Bowl & Championship Games
Activities and celebrations surrounding college football rise to an even higher level during championship and bowl game season. Fans typically have to travel long distances to see their team play in conference championship games, bowl games and, if they are really lucky, College Football Playoff and National Championship games. Consequently, the communities they visit go all-out to welcome them.
Regular game activities still take place at this level, with additional options to help fans make the most of their experience. Traditions of both teams are honored in the host communities and at the stadium (rather than focusing primarily on the home team), so there are even more fun, fan-focused activities leading up to the big day and during the game itself. Check the website of the specific end-of-season game you're attending for specific on your event. Examples include.
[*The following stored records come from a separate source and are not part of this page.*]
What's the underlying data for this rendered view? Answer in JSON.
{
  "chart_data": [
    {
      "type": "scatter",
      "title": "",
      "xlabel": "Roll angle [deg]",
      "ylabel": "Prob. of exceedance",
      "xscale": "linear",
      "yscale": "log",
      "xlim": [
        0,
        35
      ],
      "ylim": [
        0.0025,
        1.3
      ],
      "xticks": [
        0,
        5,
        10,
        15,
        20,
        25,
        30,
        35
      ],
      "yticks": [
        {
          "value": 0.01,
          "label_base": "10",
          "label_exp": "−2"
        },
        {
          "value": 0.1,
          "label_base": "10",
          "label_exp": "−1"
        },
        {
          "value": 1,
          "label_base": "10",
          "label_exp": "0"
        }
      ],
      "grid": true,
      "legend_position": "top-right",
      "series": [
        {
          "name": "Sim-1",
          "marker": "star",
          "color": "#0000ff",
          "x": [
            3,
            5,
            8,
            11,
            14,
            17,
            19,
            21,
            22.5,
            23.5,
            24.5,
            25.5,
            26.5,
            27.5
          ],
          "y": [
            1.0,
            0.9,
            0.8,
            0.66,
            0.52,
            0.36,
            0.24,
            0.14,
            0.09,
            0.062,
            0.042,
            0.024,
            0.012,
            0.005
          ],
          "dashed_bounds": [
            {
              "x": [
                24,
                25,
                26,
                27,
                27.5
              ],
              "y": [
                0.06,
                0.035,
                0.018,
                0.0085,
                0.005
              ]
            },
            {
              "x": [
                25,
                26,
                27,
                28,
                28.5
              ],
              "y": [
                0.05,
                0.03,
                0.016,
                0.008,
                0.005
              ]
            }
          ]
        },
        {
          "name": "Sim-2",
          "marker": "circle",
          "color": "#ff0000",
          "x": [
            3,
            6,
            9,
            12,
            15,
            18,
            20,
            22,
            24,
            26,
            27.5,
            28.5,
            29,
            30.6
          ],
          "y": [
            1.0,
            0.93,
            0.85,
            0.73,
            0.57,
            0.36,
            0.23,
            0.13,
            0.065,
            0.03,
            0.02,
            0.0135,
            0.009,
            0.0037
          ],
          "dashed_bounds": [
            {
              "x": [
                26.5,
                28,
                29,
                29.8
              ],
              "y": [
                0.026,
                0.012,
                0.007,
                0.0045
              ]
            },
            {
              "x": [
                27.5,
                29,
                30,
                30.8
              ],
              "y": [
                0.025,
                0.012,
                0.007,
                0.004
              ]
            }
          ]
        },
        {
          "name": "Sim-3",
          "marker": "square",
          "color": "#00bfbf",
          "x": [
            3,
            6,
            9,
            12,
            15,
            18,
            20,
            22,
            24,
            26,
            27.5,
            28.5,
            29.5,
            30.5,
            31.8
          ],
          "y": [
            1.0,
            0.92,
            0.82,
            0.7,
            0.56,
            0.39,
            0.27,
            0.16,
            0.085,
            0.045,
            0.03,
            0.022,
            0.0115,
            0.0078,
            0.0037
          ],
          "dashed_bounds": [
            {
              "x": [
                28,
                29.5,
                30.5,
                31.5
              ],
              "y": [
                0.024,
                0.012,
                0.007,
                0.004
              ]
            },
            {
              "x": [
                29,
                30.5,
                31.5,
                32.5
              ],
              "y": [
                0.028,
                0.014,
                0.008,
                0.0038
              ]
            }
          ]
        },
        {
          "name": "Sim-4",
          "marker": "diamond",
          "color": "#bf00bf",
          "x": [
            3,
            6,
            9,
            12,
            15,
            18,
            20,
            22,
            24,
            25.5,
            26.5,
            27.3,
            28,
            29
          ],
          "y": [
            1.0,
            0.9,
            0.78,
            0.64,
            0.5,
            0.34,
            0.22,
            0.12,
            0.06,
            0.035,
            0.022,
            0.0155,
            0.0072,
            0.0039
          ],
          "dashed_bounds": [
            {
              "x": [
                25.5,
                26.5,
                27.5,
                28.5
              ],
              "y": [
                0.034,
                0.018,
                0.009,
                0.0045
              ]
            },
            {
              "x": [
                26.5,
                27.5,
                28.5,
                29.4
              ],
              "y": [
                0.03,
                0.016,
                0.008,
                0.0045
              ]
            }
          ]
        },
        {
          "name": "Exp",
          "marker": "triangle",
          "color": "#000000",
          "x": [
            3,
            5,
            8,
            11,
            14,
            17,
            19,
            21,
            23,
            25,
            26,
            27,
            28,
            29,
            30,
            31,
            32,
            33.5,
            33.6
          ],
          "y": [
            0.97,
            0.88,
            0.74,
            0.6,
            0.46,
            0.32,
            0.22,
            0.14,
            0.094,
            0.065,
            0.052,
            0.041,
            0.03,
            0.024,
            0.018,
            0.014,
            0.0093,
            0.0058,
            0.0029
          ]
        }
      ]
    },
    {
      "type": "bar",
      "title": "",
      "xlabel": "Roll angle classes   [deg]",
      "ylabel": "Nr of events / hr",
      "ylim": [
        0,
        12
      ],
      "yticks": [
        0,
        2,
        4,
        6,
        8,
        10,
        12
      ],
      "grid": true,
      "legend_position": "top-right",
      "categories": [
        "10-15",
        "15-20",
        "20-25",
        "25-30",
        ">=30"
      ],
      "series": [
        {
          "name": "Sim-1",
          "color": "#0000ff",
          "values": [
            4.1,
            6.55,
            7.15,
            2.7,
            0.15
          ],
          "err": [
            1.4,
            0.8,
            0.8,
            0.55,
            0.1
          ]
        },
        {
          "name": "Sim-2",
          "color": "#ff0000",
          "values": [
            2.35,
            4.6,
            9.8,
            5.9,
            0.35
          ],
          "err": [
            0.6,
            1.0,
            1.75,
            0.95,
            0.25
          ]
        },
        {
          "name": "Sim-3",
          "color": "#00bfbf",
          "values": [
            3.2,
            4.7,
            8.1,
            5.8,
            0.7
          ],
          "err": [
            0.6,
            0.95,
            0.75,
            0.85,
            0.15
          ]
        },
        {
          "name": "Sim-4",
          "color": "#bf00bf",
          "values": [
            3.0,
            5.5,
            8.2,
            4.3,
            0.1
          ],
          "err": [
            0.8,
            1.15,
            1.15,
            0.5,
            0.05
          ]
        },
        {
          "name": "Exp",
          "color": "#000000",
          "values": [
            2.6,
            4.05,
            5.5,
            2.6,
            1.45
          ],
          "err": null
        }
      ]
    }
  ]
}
- Fan festivals: Fan festivals are typically held in the days leading up to a bowl or championship game. For example, prior to each year's College Football National Championship game, there is a "multi-day fan festival" in the city where the game is played (it rotates each year) before game day. Tickets are required though you can purchase tickets to the festival even if you are not attending the actual game. Activities include things like sports clinics for kids, interactive experiences, celebrity appearances, big name entertainers and more.
- Fundraisers: It's not unusual for there to be fundraising activities surrounding big games like these. For example, in the days leading up to the 2017 foundation, there will be an Extra Yard 5K and one-mile fun run and a Taste of the Championship food-tasting event, both of which will benefit the College Football Playoff Foundation in support of its charitable efforts.
- Game day celebrations: At these big games, tailgating is super-charged with fabulous game-day celebrations on stadium grounds for ticket-holders. Activities may include performances by big-name entertainers, food vendors and a variety of interactive experiences. Television networks often cover major highlights of these events in their broadcasts, so even those who aren't attending can enjoy a bit of the fun from home.
- Parades: The Tournament of Roses Parade held in Pasadena each year prior to the Rose Bowl may be the most recognizable college football-related parade, but it's not the only one. Victory parades are also common. After big bowl game or championship wins, parades are typically held in local communities to honor the team, such as the parade held in Tuscaloosa for The University of Alabama following their 2016 National Championship victory. It takes a bit of time to organize this type of event, so these parades may take place up to a week or so after the team returns home from the big game.
More Than a Game
According to the College Football Research Center, "watching their favorite college teams play is a way of life" for many football fans. The activities surrounding the storied sport are part of what people love so much about it.